15. Cyrano, dir. Joe Wright
I do worry: "am I only putting Cyrano on the Top 15 because nobody else liked or even saw this movie?" Then I start getting in my feelings about my integrity and biases, and whatever. Enough of that nonsense. The truth is: I feel bad for you all that you missed this. In Cyrano, there is a sequence of bakers in the morning kneading dough that's one of the most sensual visual metaphors of the year. Blunt and clumsy as all heck, sure, you cannot miss the point on the movie's mind, but it is effective. For proving that baking is sexy, Cyrano has to make the list.
And looking into my heart of hearts, Peter Dinklage's sad puppy dog face face trying to smile while holding back tears absolutely belongs in a celebration of 2022 in film.
Cyrano is an adaptation of a 1897 play by Edmond Rostand, which has inspired countless films, operas, and even plenty of other musicals. I've never seen any of them, so maybe this is the best version of tale, maybe it is the very worst. The 2022 film musical makes an enormous change to the story by shrinking its title character. Traditionally Cyrano has an enormous nose which creates his anxieties, but in this version, he has dwarfism. Despite being a heroic figure in this 17th century French town who can win duels both by sword and by anachronistic rap battles, Peter Dinklage's Cyrano believes he can never be physically appropriate for the love of his childhood friend, Roxanne (Haley Bennett). This leads him to become a mentor of a dashingly handsome young soldier, Christian (Kelvin Harrison Jr.), who also loves Roxanne. This is a great love triangle dynamic, where one part of the trio is unwittingly the conduit for the romance between the other two. Any physical conquest is offset by emotional cuckoldry.
Now, I will admit that a lot of the Joe Wright take on Cyrano is edging dangerously close to being very lame. It is a costume period piece melodrama and also a musical, and Cyrano will not apologize for being any of those things. From the color blind casting to the very scenes themselves, realism is not a concern here. Joe Wright could not resist having boys in full foppish costume dancing merrily in Sicilian ruins. The music is not even all that great, to be honest. The rock band, The National, did a fine job conjuring the emotions of the characters in song, but very few audience members were humming the tunes on the way home.
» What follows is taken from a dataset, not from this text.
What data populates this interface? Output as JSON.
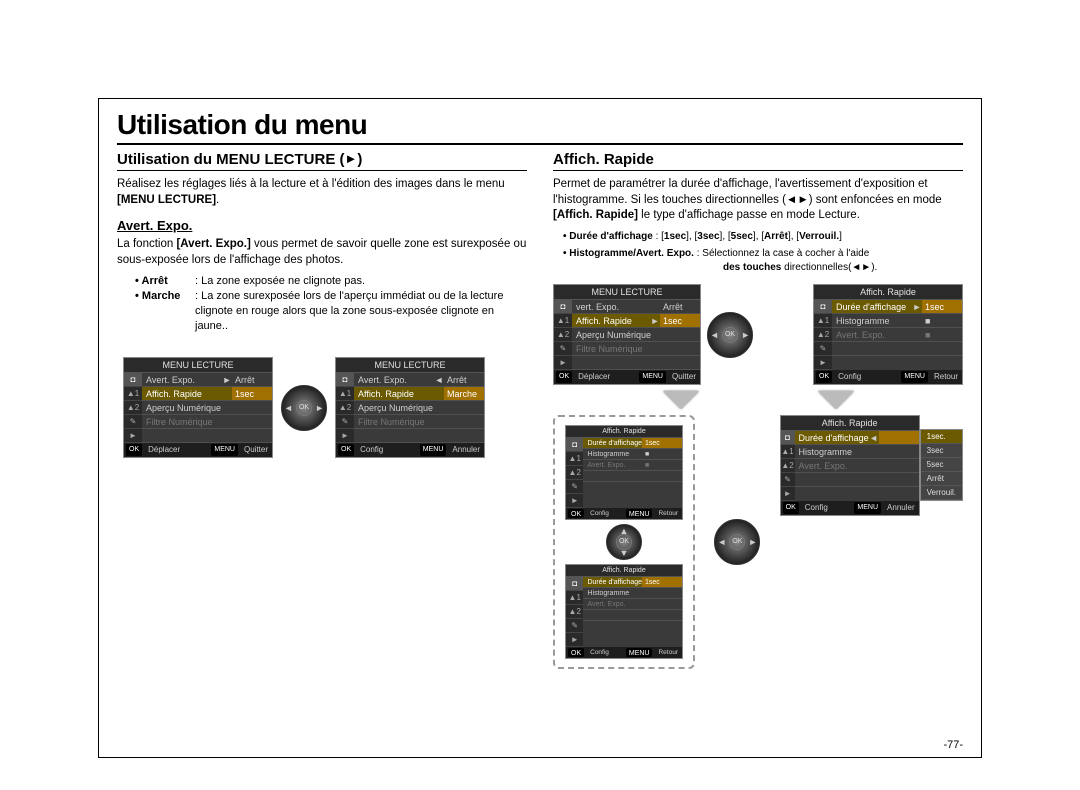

Still, the romance on display in Cyrano is hard to resist. It is not cool, but it is beautiful. The primary trio of Dinklage, Bennett, and Harrison Jr. are all great. Dinklage can be the most dashing man in town but also the Saddest of Sad Boys. Haley Bennett is bringing real heat to a movie that would otherwise be painfully dry. You even have Ben Mendelsohn playing the usual Ben Mendelsohn role, as unpleasantly aristocratic as ever.
There is one scene that won Cyrano a place on this list and that would be the nighttime balcony scene. This is a classic opera construction, where the older man feeds the inept suitor his lines to the beautiful maiden upstairs. You expect the scene to go one way, with Christian and Roxanne somehow closer despite the physical distance between them. But then, Cyrano, from behind a wall, suddenly steals the scene, pushing Christian aside to sing with his own voice. I love this because it reveals so much. Christian discovers this is not his story. Cyrano finds an honesty in the darkness he could not give in the light. Roxanne is enraptured by the formless man before her, both Cyrano and Christian at the same time.
Dinklage has a hell of a baritone too, that doesn't hurt.